Nobel prize-winning scientist Ernest, Lord Rutherford completed his undergraduate degree at Canterbury College between 1890 and 1895 while it was based at the Arts Centre site.
While a student, he carried out much of his own research into the high frequency magnetisation of iron in a basement den in the Clock Tower Building. This building now houses an interactive science museum that showcases the research of Rutherford and his contemporaries.
In 1895, Rutherford was accepted to Cambridge University’s Cavendish Laboratory in England where he studied radioactivity and named the two distinct rays emitted from radioactive materials – alpha and beta particles.
In 1900, he returned to Christchurch to marry his fiancé Mary Newton and together they travelled to Canada where Rutherford worked at McGill University in Montreal. It was here that he undertook the research that would win him the Nobel Prize in 1908.

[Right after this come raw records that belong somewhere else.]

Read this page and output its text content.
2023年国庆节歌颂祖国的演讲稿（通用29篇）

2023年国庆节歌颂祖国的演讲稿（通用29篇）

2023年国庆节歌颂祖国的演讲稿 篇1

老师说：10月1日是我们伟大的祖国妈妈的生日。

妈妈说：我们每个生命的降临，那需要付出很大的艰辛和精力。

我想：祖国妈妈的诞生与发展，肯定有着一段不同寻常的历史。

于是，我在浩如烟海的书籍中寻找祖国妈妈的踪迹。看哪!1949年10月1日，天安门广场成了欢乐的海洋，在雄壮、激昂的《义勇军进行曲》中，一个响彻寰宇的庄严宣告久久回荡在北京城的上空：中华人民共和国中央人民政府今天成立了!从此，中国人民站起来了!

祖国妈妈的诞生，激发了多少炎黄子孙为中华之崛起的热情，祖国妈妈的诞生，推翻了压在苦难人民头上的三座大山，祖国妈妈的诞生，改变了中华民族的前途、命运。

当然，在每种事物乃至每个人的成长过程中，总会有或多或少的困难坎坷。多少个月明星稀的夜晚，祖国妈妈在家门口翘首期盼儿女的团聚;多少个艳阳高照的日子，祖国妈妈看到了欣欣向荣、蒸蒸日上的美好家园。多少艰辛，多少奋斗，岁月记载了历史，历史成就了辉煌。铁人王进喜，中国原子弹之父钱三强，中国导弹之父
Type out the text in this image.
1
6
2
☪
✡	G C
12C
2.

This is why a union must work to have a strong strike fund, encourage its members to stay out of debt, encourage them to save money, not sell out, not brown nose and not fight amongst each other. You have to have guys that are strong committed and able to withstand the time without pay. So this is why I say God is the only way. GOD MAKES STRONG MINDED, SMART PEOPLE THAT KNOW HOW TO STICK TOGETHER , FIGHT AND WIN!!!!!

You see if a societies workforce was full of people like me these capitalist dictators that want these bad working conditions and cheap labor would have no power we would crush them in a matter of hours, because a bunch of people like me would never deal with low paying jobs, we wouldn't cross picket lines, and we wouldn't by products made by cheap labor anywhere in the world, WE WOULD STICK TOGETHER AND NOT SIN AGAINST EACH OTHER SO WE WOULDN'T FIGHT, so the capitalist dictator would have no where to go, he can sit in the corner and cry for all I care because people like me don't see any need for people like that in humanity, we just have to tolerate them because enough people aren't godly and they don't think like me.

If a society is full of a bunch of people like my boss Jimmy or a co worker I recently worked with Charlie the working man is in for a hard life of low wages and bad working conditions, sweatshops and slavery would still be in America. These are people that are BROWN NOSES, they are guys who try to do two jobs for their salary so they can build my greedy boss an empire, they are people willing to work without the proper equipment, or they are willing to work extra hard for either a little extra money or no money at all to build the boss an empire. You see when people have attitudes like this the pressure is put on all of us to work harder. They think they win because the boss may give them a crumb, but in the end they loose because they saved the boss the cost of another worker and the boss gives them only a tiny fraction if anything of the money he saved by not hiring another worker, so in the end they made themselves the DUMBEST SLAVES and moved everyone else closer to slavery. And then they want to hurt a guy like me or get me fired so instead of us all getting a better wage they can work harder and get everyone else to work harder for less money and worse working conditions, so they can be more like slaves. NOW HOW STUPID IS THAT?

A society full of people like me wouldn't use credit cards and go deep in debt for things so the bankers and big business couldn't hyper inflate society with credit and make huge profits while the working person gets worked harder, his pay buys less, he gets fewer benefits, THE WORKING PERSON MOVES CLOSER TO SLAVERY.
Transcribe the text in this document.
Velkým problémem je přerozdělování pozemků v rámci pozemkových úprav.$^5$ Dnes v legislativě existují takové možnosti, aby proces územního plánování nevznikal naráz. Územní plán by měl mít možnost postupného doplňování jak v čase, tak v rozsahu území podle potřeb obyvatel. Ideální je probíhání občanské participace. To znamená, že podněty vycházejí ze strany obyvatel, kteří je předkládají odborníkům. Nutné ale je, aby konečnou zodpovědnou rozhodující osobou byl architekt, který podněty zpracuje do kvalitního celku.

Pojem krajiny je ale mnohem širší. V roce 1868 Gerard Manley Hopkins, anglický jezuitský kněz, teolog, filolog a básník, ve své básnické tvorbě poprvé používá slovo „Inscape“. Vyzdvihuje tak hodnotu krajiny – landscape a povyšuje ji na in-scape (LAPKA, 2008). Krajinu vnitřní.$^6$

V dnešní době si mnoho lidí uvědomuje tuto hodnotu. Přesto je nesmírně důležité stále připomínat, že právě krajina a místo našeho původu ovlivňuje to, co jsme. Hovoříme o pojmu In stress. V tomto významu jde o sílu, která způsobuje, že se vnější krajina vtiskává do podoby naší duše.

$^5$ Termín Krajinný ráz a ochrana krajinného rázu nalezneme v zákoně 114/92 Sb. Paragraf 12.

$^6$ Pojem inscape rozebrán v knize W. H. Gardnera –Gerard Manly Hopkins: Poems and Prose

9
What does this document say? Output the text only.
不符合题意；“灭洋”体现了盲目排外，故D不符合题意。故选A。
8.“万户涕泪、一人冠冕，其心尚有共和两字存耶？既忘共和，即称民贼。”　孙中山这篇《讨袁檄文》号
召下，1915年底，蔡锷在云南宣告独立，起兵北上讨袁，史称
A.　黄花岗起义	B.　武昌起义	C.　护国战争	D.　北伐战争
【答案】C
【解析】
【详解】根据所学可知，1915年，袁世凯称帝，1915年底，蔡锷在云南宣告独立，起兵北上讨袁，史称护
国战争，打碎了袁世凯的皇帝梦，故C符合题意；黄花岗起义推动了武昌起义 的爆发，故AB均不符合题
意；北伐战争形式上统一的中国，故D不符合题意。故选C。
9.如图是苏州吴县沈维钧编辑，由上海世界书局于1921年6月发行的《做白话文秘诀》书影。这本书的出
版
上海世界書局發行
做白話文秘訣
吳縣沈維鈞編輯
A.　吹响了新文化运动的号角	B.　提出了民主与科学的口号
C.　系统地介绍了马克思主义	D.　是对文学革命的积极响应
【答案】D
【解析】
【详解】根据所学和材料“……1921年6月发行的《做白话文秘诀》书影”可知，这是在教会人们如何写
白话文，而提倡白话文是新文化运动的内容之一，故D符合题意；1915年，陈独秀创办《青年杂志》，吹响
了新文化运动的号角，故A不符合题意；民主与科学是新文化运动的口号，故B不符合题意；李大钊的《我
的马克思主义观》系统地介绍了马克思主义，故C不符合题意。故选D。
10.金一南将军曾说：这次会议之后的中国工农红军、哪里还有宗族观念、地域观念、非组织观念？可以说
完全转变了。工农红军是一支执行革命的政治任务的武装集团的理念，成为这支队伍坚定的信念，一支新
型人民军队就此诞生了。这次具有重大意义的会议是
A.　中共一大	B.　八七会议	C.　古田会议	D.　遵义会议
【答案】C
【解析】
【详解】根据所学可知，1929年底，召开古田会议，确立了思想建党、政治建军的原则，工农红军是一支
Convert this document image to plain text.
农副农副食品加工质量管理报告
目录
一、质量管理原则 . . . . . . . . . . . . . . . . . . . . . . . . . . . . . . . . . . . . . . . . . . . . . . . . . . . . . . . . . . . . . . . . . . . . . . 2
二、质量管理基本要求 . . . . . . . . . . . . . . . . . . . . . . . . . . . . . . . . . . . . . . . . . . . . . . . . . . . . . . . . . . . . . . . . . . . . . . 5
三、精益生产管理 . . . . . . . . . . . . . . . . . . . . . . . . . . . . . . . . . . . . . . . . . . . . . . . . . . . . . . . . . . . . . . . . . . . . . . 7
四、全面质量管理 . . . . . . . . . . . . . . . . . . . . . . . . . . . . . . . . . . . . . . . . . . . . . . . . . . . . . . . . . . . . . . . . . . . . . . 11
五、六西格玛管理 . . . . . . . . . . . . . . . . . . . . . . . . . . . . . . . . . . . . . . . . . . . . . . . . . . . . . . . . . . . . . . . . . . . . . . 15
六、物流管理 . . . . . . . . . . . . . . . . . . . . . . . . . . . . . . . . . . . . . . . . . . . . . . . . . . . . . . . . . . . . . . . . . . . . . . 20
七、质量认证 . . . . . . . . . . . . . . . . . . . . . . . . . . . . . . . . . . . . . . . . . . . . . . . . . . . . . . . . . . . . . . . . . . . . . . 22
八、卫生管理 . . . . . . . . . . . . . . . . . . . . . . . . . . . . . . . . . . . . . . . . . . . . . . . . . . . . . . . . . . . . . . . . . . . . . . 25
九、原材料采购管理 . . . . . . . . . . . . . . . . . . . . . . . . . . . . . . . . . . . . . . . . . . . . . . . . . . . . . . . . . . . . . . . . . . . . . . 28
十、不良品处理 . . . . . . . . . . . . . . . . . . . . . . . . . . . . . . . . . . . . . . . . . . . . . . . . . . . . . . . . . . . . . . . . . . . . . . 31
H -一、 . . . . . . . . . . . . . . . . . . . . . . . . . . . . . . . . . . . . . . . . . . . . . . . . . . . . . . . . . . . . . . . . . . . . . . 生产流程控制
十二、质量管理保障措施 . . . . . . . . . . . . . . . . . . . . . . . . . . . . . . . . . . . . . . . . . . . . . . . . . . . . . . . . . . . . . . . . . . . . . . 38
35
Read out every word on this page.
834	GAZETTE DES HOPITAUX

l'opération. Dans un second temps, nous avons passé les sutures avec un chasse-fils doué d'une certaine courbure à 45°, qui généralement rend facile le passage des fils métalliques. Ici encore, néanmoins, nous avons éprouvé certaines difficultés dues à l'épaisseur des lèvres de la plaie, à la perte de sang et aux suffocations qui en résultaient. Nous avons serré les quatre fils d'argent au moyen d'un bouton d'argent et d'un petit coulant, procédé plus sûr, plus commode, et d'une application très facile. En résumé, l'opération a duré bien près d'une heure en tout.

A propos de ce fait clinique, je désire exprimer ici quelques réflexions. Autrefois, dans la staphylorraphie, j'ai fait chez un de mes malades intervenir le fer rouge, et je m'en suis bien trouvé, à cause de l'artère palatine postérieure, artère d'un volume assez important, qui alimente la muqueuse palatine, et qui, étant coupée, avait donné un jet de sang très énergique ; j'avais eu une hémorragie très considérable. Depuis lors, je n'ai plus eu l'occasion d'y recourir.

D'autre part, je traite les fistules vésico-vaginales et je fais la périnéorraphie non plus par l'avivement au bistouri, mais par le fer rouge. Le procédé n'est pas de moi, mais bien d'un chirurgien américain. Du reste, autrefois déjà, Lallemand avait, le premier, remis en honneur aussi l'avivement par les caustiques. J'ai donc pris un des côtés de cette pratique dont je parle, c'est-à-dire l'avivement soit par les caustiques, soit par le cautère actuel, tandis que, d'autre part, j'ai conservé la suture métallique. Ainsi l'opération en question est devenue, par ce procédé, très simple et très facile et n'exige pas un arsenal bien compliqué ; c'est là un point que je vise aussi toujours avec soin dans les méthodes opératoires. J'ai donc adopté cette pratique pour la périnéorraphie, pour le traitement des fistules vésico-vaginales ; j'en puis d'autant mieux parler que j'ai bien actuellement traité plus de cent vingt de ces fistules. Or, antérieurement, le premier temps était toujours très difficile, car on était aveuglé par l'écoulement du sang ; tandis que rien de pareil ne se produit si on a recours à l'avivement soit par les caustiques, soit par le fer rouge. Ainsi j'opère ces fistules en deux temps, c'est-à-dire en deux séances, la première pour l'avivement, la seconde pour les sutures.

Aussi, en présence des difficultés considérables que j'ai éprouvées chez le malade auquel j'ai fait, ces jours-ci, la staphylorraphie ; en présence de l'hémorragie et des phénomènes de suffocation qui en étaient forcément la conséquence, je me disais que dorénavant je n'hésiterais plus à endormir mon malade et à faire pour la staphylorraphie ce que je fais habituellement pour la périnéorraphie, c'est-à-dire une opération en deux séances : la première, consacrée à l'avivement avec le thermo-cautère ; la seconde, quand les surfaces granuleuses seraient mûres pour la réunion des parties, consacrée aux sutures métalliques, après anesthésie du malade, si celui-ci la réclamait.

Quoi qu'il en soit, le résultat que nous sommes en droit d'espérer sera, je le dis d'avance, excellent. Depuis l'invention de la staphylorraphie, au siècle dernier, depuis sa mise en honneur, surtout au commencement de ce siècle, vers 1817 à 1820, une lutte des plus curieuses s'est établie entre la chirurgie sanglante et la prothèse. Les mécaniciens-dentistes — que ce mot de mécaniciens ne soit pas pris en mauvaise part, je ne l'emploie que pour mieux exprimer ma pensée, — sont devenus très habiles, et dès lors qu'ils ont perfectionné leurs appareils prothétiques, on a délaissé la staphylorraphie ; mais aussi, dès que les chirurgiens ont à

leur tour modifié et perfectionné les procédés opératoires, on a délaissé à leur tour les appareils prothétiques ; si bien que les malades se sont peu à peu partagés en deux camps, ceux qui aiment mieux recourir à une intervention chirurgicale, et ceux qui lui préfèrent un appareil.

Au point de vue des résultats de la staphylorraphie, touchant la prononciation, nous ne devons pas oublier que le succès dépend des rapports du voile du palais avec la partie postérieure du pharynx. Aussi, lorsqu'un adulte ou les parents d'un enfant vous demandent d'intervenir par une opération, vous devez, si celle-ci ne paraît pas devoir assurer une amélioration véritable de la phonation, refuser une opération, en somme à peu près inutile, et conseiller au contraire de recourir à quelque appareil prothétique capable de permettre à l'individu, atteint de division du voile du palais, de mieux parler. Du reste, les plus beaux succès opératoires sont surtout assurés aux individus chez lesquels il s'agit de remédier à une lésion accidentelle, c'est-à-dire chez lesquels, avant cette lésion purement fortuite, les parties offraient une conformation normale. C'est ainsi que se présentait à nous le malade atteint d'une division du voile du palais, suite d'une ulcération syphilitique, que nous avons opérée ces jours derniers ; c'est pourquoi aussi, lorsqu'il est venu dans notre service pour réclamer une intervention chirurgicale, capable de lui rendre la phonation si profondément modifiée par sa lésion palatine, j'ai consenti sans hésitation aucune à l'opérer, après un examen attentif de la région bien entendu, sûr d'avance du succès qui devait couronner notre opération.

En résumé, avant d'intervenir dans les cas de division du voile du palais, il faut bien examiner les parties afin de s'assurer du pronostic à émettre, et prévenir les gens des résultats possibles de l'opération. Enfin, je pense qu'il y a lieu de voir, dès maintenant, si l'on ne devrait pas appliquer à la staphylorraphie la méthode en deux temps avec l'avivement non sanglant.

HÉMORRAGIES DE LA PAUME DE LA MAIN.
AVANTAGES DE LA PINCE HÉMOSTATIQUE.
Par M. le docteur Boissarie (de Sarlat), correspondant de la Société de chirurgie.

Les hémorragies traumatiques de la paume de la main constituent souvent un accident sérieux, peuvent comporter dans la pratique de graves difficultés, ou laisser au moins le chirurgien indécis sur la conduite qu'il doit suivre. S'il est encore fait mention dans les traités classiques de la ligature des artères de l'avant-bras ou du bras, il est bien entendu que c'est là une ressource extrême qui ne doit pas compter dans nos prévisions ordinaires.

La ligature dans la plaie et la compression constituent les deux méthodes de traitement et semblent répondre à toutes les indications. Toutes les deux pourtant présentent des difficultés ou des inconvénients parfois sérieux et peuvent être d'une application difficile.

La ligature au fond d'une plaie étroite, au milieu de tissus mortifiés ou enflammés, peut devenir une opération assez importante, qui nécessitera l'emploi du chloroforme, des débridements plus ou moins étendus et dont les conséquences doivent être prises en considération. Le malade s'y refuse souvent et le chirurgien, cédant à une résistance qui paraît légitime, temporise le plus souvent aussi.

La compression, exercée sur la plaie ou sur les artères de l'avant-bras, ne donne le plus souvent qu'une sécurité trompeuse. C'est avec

In 1911, while at Manchester University, Rutherford produced the nuclear model of the atom and, with Niels Bohr, the static orbit model recognised worldwide today.
In 1932, under Rutherford’s guidance, James Chadwick would discover the neutron, and John Cockcroft and Ernest Walton would finally ‘split the atom’. The following year, Rutherford helped found the Academic Assistance Council, which aided academics displaced by Adolf Hitler’s rise to power in Germany.
Rutherford maintained two typically New Zealand qualities that served him well throughout his life – pragmatism and modesty.
During his lifetime, and posthumously, Rutherford was recognised with numerous prizes, honorary degrees and fellowships. His drive for scientific discovery was unbounded, as was his strong belief in the support of education, research and innovation.
His successes laid the foundation for future scientific progress, including many of today’s technologies we take for granted such as radios, TVs, sonar, the Geiger counter, mobile radios and telephones and smoke alarms.